Dec 01, 2009
By Dale Goldhawk
I say this view is nonsensical and the people who hold it are short-sighted and bigoted. And they’re violating the spirit of our Charter of Rights and Freedoms.
Are older workers prone to absenteeism, unable to upgrade their skills or less able to handle physical labor or high levels of stress? Baloney. I’m an older worker, holding down three jobs and a demanding volunteer position with a great deal of physical activity, travel, and high stress and I feel great.
Yes, I could get hit by a bus tomorrow but all the dire things that could happen to me could strike anyone in the labor force. I can’t remember when I was last absent from work. I’m up to date on the latest technologies I need in broadcasting including running a web site and Twittering daily. I’ll bet I know a heck of a lot more than any 30-year-old in my line of work and have more than 40 years experience from which to draw on as needed.

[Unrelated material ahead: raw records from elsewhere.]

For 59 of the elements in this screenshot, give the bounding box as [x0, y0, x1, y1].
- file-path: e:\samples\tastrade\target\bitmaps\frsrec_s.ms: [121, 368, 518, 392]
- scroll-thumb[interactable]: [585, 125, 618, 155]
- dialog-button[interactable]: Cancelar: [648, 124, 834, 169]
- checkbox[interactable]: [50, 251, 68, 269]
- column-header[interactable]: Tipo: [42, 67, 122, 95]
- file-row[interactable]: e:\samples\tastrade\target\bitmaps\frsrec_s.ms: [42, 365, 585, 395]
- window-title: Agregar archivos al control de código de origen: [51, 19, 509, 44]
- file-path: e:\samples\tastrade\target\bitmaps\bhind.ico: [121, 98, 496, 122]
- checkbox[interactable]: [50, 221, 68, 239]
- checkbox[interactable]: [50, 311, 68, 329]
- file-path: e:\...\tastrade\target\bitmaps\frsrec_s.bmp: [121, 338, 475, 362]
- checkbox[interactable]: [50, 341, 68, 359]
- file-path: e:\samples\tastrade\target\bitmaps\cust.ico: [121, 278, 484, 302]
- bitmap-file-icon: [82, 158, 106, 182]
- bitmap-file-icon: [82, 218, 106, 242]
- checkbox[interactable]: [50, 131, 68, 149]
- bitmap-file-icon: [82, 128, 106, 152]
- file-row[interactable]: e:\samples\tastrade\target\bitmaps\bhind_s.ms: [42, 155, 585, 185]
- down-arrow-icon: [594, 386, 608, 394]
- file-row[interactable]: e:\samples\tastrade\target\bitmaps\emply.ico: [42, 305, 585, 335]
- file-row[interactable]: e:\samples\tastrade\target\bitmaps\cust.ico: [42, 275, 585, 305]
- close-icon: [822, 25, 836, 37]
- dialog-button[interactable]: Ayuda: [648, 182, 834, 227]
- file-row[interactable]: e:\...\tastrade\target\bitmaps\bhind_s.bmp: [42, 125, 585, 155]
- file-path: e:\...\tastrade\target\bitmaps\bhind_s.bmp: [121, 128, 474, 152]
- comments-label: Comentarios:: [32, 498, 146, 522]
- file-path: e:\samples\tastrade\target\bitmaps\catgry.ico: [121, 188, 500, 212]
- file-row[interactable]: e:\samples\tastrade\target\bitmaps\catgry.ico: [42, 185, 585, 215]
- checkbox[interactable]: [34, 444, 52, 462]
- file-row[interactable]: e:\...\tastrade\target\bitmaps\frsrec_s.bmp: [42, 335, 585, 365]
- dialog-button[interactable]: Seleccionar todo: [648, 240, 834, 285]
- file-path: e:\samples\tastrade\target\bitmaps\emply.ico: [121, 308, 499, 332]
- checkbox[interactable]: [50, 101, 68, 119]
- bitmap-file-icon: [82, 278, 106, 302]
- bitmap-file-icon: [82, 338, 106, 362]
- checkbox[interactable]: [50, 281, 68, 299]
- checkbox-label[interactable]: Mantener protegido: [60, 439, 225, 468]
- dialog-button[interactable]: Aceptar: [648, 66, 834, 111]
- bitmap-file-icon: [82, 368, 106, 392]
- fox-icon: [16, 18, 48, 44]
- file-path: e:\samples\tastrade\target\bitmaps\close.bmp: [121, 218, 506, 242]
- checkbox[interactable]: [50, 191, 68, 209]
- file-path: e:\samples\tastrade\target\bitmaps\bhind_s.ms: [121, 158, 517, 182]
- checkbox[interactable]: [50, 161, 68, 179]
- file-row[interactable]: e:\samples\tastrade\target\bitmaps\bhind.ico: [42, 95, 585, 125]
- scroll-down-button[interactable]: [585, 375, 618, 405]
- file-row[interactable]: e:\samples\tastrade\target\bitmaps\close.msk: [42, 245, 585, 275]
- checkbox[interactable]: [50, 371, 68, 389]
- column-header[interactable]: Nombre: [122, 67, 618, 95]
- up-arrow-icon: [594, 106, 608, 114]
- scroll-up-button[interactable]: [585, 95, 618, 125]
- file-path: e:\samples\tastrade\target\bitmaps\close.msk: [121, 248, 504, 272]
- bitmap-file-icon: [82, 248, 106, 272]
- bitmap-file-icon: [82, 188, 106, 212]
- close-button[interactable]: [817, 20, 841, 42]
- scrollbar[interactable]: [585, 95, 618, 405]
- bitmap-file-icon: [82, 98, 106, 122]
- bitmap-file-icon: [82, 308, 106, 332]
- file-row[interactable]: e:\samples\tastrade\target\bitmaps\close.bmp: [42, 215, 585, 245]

The bottom line is that I am only one of several million older people in this country willing and able to do anything thrown at us including work for pay, volunteerism, household chores, looking after the grandkids or anything else imaginable. I’m not special among all the Zoomers out there.

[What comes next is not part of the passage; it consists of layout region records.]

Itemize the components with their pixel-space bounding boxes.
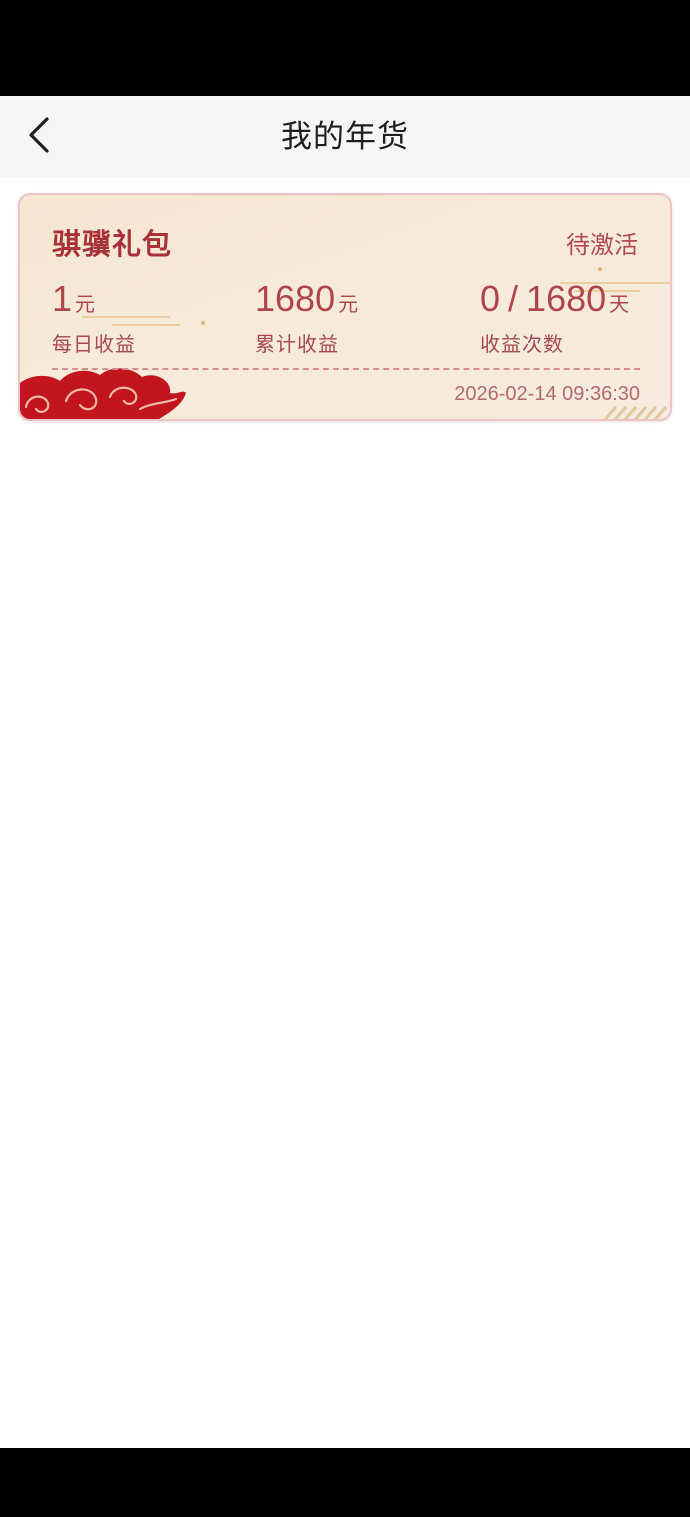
stat-value: 1 bbox=[52, 278, 73, 319]
stat-total-earnings: 1680 元 累计收益 bbox=[255, 277, 358, 357]
timestamp: 2026-02-14 09:36:30 bbox=[454, 383, 640, 405]
stat-separator: / bbox=[508, 278, 519, 319]
stat-label: 收益次数 bbox=[480, 332, 564, 356]
gift-pack-card[interactable]: 骐骥礼包 待激活 1元 每日收益 1680 元 累计收益 0/1680 天 收益次数… bbox=[18, 193, 672, 421]
stat-unit: 元 bbox=[75, 292, 96, 316]
stat-daily-earnings: 1元 每日收益 bbox=[52, 277, 136, 357]
stat-value: 1680 bbox=[526, 278, 607, 319]
nav-bar: 我的年货 bbox=[0, 96, 690, 178]
stat-label: 每日收益 bbox=[52, 332, 136, 356]
stat-unit: 元 bbox=[338, 292, 359, 316]
status-bar bbox=[0, 0, 690, 96]
system-navigation-bar bbox=[0, 1448, 690, 1517]
page-title: 我的年货 bbox=[281, 119, 409, 155]
stat-label: 累计收益 bbox=[255, 332, 339, 356]
divider bbox=[52, 368, 640, 370]
card-title: 骐骥礼包 bbox=[52, 227, 173, 261]
stat-earning-count: 0/1680 天 收益次数 bbox=[480, 277, 629, 357]
status-badge: 待激活 bbox=[566, 231, 638, 259]
stat-value: 1680 bbox=[255, 278, 336, 319]
cloud-icon bbox=[20, 368, 186, 419]
stat-current: 0 bbox=[480, 278, 501, 319]
stat-unit: 天 bbox=[609, 292, 630, 316]
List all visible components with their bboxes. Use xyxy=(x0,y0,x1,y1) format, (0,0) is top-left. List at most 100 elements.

Age discrimination is as bad as racial, religious or gender bias. It should not exist in hiring, promoting, keeping a job, or getting training, benefits or pay. It shouldn’t exist in any venue. Age discrimination does exist, however, in many places including the workplace. And it is costing Canada a great deal of money; Zoomers are one of the fastest growing groups in Canada; they hold a great deal of the nation’s wealth in money, experience and skills. To bar the door to anyone over the age of 50, 60, 70, 80 or older based simply on the calendar is to rob the country of one of its strongest resources.

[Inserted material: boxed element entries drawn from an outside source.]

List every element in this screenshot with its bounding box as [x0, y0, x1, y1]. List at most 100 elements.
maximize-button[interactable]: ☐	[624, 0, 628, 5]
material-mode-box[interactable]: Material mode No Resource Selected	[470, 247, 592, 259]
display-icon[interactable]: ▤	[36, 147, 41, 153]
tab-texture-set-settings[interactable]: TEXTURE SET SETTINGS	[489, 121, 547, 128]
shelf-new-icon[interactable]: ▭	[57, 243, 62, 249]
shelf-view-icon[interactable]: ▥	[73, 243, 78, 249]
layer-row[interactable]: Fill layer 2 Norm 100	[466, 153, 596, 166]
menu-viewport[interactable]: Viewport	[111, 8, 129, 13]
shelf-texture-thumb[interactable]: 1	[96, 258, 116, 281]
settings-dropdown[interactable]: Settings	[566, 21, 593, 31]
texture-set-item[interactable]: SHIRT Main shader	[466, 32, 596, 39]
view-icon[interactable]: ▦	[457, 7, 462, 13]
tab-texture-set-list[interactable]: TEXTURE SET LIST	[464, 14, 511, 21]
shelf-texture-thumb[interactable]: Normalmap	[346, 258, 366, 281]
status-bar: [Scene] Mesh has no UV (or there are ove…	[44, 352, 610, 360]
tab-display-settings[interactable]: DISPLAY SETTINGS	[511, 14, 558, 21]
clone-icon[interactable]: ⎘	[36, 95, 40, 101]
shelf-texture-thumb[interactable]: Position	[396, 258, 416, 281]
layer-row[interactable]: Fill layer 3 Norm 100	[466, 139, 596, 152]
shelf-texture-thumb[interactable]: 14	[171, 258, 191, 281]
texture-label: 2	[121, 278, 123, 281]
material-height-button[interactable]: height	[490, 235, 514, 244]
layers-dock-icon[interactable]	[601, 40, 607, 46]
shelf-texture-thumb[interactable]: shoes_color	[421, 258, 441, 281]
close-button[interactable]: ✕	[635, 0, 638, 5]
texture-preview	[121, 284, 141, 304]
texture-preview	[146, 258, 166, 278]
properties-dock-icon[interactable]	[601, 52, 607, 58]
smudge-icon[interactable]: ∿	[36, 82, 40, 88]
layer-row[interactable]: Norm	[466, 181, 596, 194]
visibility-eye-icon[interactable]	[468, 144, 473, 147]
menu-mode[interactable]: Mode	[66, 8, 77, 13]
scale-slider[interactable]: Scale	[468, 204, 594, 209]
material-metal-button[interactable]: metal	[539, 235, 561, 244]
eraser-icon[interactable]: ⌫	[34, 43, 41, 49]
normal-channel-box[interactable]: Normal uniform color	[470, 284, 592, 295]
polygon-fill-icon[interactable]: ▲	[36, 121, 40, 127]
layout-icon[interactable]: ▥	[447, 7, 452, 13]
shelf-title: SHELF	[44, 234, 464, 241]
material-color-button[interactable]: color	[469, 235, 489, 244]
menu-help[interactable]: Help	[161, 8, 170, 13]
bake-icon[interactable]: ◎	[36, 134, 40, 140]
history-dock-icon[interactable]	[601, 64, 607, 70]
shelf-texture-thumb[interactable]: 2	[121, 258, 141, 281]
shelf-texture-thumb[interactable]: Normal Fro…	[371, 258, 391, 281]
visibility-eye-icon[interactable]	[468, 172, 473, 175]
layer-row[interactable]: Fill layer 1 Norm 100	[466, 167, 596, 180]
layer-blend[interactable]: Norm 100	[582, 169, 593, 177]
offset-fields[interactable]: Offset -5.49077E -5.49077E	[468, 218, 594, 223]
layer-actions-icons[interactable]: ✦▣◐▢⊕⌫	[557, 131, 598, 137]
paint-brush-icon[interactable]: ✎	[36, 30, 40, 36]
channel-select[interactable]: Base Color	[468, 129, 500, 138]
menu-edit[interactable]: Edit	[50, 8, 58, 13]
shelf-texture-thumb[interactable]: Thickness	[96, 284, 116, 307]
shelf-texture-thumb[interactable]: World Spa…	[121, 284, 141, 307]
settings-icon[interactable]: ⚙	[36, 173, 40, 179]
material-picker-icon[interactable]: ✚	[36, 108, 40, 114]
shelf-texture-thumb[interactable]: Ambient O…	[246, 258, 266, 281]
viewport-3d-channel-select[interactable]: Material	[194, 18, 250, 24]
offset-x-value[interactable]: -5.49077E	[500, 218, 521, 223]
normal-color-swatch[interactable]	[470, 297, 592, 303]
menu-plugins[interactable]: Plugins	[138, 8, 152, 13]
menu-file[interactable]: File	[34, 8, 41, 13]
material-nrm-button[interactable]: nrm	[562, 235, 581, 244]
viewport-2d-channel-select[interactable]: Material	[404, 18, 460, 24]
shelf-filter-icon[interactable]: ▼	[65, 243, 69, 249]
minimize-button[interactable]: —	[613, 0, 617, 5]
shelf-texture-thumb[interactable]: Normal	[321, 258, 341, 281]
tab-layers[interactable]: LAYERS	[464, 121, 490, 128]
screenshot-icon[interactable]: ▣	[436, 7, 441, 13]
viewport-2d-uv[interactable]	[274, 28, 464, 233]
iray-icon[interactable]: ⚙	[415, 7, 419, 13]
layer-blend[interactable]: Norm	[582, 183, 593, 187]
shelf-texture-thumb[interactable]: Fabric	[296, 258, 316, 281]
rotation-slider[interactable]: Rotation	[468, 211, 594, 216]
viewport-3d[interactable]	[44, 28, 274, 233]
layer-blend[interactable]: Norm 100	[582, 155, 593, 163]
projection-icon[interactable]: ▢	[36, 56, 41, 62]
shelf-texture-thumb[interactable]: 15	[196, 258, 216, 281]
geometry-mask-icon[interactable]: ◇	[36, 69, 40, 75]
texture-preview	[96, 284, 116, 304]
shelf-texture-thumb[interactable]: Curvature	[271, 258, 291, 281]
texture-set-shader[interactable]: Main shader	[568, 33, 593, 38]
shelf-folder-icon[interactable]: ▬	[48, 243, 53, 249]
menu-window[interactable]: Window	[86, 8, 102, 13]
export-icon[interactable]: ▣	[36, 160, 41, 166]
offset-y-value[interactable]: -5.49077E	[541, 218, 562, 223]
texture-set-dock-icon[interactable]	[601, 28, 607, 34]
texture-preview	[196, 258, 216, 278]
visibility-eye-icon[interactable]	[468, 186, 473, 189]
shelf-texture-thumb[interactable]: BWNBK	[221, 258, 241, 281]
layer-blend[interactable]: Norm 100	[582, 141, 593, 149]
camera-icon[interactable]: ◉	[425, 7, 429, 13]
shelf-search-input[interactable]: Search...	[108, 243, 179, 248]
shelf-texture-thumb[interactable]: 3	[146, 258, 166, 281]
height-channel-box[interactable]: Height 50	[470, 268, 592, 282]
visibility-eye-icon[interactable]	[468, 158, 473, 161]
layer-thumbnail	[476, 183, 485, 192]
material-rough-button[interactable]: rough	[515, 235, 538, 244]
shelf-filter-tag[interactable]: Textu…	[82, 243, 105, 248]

Age discrimination in employment is also illegal. Many labour agreements between employers and employees include anti-age-discrimination clauses. It can be illegal just to ask a job candidate his or her age.
Of course, legislation and labor agreements don’t really protect older people from discrimination because prospective employers can simply ignore job applications with resumes that mention previous employment back to 1960 or earlier. Employers can think up excuses for not hiring older people after seeing a few lines in faces of people they interview. It is very difficult to prove a complaint of age discrimination. Government ombudsmen won’t even take on such complaints despite the fact they are called “ombudsmen” (or ‘persons’); they simply refer the complainant to the provincial human rights commissions who are so bogged down in many issues, they may get around to age discrimination when we turn 100 (a young 100, mind you.)
It has been said that as Zoomers leave the workforce, they leave behind huge holes that can’t be filled by new workers. They take with them skills and experience that cannot be replaced. If this is true, then employers should be doing everything they can to retain older workers and to hire those who do want to continue in the workforce.
Here is a bit of heresy. Perhaps, because of their importance to individual companies and to the country at large, it should be made illegal not to hire older workers who exhibit the needed skills and experience in the job posting. It should be up to the employer to prove beyond a doubt that there was a good cause why an older person was not hired. It should not be up to an older person to make a complaint that will never be adjudicated. If anyone has, we have earned the right to first place in the job lineup.
Let’s face it, proportionately not that many of us want to or have to work for a living but those of us who do should not be abandoned just because of a few wrinkles.